Experts have cast doubt on new Labour plans to tackle the migrant crisis by asking taxpayers to shell out up to £40,000 per family to ask them to leave Britain. Home Secretary Shabana Mahmood trumpeted the scheme, which would see up to four people in a failed asylum seeker family paid £10,000 each to leave the UK within seven days of receiving the taxpayer cash.
Ms Mahmood said the "incentive payments" were offered in a trial to 150 families living in taxpayer-funded accommodation. The Home Office said if the scheme was successful in that instance, it could save the Treasury £20 million a year. The larger payments are being trialled alongside the existing voluntary returns programme which offers failed asylum seekers a £3,000 payment to leave without a seven-day deadline. In 2025, around 80,000 migrants had their asylum applications rejected, but only 10,000 accepted the £3,000 handshake.
The Home Secretary said housing a family of three in asylum accommodation costs the taxpayer up to £158,000 a year and she said the "increased incentive payment" would bring a saving to the taxpayer and echo similar schemes set up in Denmark.
But now experts on the Danish system have warned Labour could be heading along a road to nowhere with their new £40K per family plan. Michelle Pace, visiting fellow at Refugee Studies Centre at the University of Oxford and associate fellow at think-tank Chatham House, told the i Paper take-up of the Danish scheme remains "relatively small".
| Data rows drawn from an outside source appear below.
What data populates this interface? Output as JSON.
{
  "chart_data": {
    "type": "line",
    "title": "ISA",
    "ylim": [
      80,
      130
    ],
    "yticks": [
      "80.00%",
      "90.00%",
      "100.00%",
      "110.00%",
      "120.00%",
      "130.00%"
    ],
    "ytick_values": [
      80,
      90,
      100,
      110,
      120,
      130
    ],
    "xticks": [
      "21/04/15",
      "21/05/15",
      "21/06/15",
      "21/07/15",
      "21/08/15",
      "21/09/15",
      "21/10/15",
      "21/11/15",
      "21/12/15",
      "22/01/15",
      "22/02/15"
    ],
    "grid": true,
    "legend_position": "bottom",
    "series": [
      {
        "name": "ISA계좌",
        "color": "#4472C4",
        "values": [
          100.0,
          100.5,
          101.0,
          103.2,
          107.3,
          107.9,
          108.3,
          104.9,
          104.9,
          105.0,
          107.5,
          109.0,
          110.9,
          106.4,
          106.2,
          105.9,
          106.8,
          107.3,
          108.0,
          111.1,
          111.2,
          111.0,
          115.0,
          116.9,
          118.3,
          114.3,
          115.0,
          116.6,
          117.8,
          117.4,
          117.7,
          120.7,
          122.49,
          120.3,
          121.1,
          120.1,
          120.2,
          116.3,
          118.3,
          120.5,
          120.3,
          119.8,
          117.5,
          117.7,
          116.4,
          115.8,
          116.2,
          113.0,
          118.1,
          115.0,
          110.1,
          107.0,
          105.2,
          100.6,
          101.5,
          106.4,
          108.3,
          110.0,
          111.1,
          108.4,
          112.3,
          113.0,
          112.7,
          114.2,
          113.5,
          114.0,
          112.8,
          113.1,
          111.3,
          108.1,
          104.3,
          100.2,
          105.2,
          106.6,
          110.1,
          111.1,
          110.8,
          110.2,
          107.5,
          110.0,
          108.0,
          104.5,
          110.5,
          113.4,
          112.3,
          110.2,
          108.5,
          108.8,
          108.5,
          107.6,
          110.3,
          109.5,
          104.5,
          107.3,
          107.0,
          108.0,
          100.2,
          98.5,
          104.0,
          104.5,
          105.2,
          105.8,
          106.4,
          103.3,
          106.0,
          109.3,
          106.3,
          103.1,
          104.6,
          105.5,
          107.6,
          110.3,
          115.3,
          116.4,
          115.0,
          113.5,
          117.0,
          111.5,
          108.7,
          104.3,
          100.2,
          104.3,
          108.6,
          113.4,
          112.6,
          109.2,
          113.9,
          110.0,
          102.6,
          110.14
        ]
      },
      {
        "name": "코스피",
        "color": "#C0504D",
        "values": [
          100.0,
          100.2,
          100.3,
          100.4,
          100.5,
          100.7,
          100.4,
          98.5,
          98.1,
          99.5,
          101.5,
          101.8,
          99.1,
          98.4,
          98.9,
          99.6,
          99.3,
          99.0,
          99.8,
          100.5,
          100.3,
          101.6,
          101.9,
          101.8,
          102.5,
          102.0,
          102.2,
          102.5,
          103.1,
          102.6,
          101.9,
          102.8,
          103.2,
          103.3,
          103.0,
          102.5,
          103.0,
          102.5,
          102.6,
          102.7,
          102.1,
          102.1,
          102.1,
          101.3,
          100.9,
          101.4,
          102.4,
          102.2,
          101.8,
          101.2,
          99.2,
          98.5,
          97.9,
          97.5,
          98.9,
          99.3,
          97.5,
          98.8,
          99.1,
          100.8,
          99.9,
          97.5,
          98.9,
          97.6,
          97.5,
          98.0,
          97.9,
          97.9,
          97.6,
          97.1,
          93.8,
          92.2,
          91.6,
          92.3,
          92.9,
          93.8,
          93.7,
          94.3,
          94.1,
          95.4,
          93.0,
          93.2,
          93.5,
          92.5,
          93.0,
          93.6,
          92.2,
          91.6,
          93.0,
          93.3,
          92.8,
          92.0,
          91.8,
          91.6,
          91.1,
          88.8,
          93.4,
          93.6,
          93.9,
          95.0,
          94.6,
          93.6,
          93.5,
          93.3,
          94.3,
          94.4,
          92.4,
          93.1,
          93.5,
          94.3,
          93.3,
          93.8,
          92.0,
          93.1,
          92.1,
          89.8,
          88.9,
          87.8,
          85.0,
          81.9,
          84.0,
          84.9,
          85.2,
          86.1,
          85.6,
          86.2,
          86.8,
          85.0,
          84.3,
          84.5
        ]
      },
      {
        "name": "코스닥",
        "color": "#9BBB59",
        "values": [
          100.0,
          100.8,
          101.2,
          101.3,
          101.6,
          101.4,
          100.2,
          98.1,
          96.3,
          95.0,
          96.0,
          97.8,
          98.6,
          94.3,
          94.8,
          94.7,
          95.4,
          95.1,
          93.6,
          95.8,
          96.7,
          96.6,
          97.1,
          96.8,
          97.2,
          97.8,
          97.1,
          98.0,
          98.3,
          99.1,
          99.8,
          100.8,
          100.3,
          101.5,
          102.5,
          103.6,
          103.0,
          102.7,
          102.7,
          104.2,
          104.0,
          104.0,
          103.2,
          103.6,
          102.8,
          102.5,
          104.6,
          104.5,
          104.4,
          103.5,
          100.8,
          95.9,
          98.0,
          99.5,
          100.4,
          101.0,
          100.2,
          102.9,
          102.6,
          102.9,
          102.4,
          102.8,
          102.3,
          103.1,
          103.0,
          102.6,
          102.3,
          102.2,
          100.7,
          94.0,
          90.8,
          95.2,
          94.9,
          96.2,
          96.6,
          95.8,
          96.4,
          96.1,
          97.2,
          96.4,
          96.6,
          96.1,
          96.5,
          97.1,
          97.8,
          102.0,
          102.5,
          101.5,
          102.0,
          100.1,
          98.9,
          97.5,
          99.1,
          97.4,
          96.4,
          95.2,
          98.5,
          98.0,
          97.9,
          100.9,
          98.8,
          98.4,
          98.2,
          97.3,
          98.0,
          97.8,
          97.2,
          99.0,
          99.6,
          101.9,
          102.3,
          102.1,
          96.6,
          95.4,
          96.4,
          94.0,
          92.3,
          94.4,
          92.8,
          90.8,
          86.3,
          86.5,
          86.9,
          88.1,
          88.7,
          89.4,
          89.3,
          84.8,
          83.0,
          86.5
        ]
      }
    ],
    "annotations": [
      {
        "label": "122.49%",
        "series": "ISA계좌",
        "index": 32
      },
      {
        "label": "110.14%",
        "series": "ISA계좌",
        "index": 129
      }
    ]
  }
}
She told the paper the new British payment system "may facilitate return for a small number of migrants, but it is unlikely to transform migration patterns on its own".
And Sine Plambech, senior researcher at the Danish Institute for International Studies, said if Labour was presenting the new payment as a solution it was "not what we see here" in Denmark.
She claimed it was "not the money that makes people retun home" but rather the "condition" of the country they had come to Britain from.
Last year saw the second-highest annual total of people crossing the Channel, with 41,472 people arriving in the UK by small boat.
So far this year, some 3,863 people have arrived in the UK via small boat, according to official figures, including 144 people in two boats on Thursday.
Shadow home secretary Chris Philp said: "Keir Starmer and Shabana Mahmood are too weak to take the necessary action, such as coming out of the ECHR and deporting all illegal immigrants within a week of arrival.
"Labour's decision to cancel the Rwanda removals plan was a disaster. Since the election 67,000 illegal immigrants have crossed the channel - an increase of 45% compared to the same period before."